Pharmac’s failed culture is overdue for a shake-up
Tuesday, 28 November 2023
Heather Roy is a professional director and consultant. She is a former ACT Party member of Parliament and minister, and a former reserve force officer in the NZ Army.
OPINION: There’s an old joke that hospitals would run so much better if they didn’t have to worry about patients.
Sometimes jokes cut a little too close to the bone and this particular one sprang to mind when the culture within Pharmac was publicly questioned recently.
The scrutiny began when internal Pharmac emails were released to journalist and medicines advocate Rachel Smalley about herself. They revealed unprofessional and offensive remarks made by senior public servants, including the CEO, at the government’s medicine and medical device buying agency.
A second Privacy Act request by Malcolm Mullholland of Patient Voice Aotearoa showed similar results. Rachel Smalley’s experience was obviously not the isolated incident the Pharmac CEO assured her chairperson it was.
Over the 30 year history of Pharmac many advocates, patient groups, clinicians and others have attempted to reform the way funding decisions are made and lobby government for more medicines funding. This has largely fallen on deaf ears at Pharmac and with successive governments. I know that from personal experience as the independent chair of industry body Medicines New Zealand for several years.

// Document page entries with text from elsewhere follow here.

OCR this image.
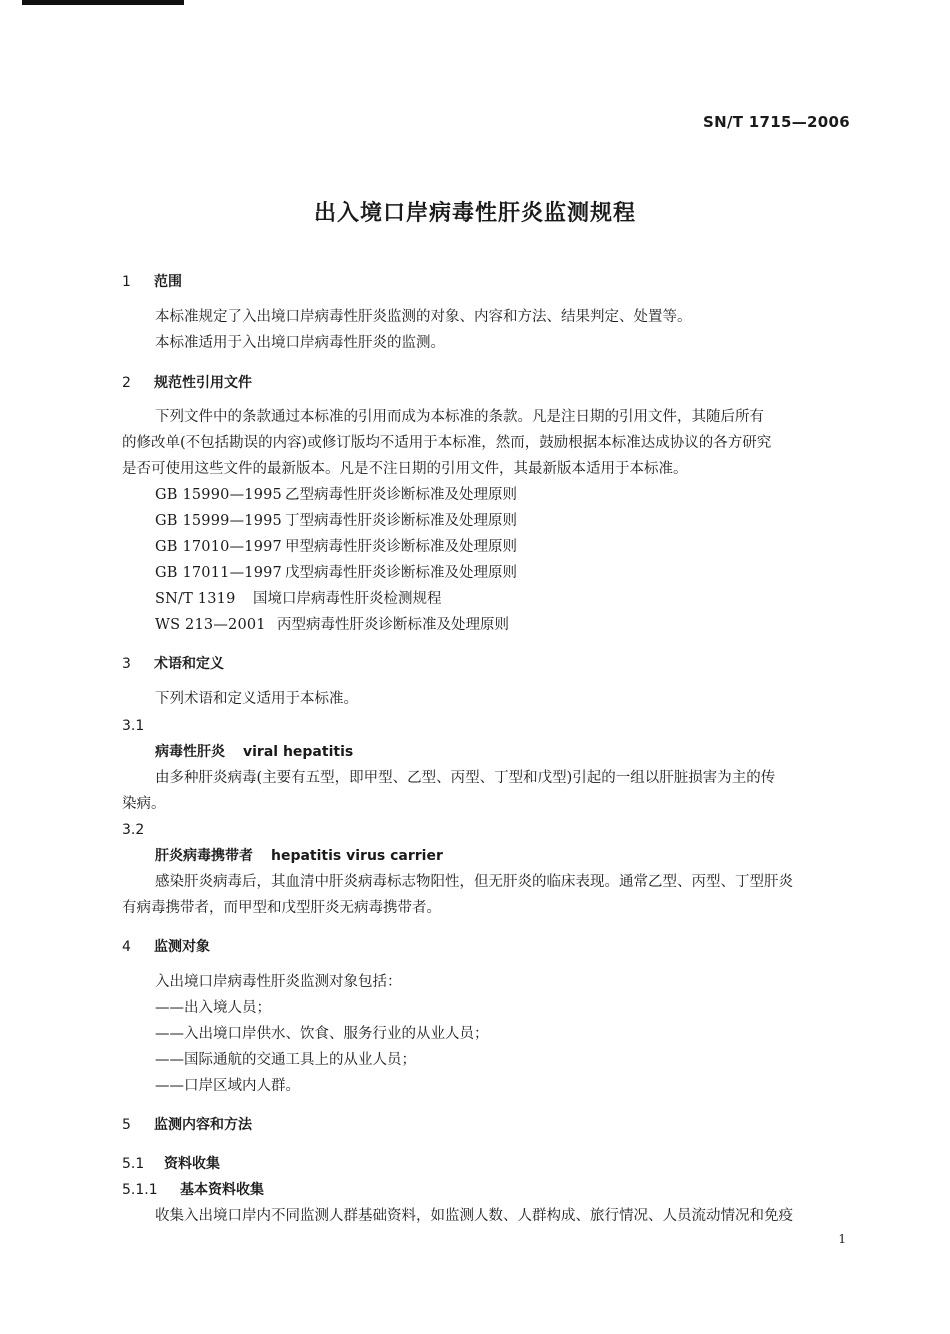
SN/T 1715—2006
出入境口岸病毒性肝炎监测规程
1 范围
本标准规定了入出境口岸病毒性肝炎监测的对象、内容和方法、结果判定、处置等。
本标准适用于入出境口岸病毒性肝炎的监测。
2 规范性引用文件
下列文件中的条款通过本标准的引用而成为本标准的条款。凡是注日期的引用文件，其随后所有
的修改单(不包括勘误的内容)或修订版均不适用于本标准，然而，鼓励根据本标准达成协议的各方研究
是否可使用这些文件的最新版本。凡是不注日期的引用文件，其最新版本适用于本标准。
GB 15990—1995 乙型病毒性肝炎诊断标准及处理原则
GB 15999—1995 丁型病毒性肝炎诊断标准及处理原则
GB 17010—1997 甲型病毒性肝炎诊断标准及处理原则
GB 17011—1997 戊型病毒性肝炎诊断标准及处理原则
SN/T 1319 国境口岸病毒性肝炎检测规程
WS 213—2001 丙型病毒性肝炎诊断标准及处理原则
3 术语和定义
下列术语和定义适用于本标准。
3.1
病毒性肝炎 viral hepatitis
由多种肝炎病毒(主要有五型，即甲型、乙型、丙型、丁型和戊型)引起的一组以肝脏损害为主的传
染病。
3.2
肝炎病毒携带者 hepatitis virus carrier
感染肝炎病毒后，其血清中肝炎病毒标志物阳性，但无肝炎的临床表现。通常乙型、丙型、丁型肝炎
有病毒携带者，而甲型和戊型肝炎无病毒携带者。
4 监测对象
入出境口岸病毒性肝炎监测对象包括：
——出入境人员；
——入出境口岸供水、饮食、服务行业的从业人员；
——国际通航的交通工具上的从业人员；
——口岸区域内人群。
5 监测内容和方法
5.1 资料收集
5.1.1 基本资料收集
收集入出境口岸内不同监测人群基础资料，如监测人数、人群构成、旅行情况、人员流动情况和免疫
1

Pharmac has long been considered a national taonga, negotiating rock bottom prices with pharmaceutical companies for affordable medicines. The public consider this a good thing for New Zealand Inc, until they or someone close to them need a life-enhancing or life-saving medication that isn’t funded or isn’t available to them in this country.
The Pharmac funding model prioritises savings on the upstream costs of medicines rather than the downstream impacts and costs to patients and their families, the wider health system and the economy. The cost of medicines should only be part of the decision calculation.
What the model doesn’t adequately consider is the cost of not treating people, such as the personal and societal burden of inability to work and the impact of chronic diseases on other, more costly health services. The list is long.
There are other flaws with the way Pharmac makes decisions and these have been highlighted by patient groups, industry bodies and advocates including Rachel Smalley.
In 2021 the government had a review of Pharmac. The final report with 33 recommendations was delivered to the Minister of Health in February 2022. Nine months later Pharmac responded. The CEO thanked “everyone outside who challenges us and helps us to be better”. That was before the emails were released.
The September 2023 Access to Medicines report, commissioned by Medicines New Zealand compares New Zealand and Australia from 2011 to June 2023. Australia publicly funded 2½ times more modern medicines than NZ, they were funded faster in Australia (on average 468 days post registration compared to 769 days in New Zealand), and there are 131 modern medicines publicly funded for Australian patients that are not available publicly to New Zealand patients.
On the global stage, 460 new medicines were launched between 2012 and 2021. OECD data shows New Zealand reimbursed just 7% of these through public system funding. We are at the bottom of the list of OECD countries for this and other measures for access to modern medicines.
Lack of access, lack of funding and long waits for decisions are bad news for sick Kiwis awaiting treatment. Nothing will change in an organisation with entrenched cultural problems.
Successful organisations exhibit a business-wide shared understanding of their culture and values. Everyone from the board to the leadership team and staff know, can describe and live the culture and values.
Pharmac has no shortage of guiding documents. They said they had listened to the review findings. They said their values of connection, listening with intent to be authentic in engagement, and courage to do things differently and better now and for the future would guide them.
The Pharmac board failed in its governance duties. The board sets the culture of the organisation. Proclamations of disappointment by the chair in the wake of the Rachel Smalley episode are not good enough. An apology from the CEO and assurances of isolated incidents – disproven almost immediately – are not good enough.
The then Minister of Health also failed to govern by not holding the board to account. The Pharmac board governance manual gives the minister the ability to immediately stand board members down.
They all failed to recognise that the behaviour we walk past is the behaviour we accept.
For unwell Kiwis who wait and wait, there is a glimmer of hope. All three parties in the new Government campaigned on improved medicines access. The National-ACT coalition deal states the coalition government will progress the ACT policy to “update Pharmac’s decision-making model to ensure it appropriately takes patient voice into account and reform the funding model to account for positive fiscal impacts on the Crown of funding more medicines”.
Let’s hope the wait isn’t long and the modern medicines wait list is funded swiftly.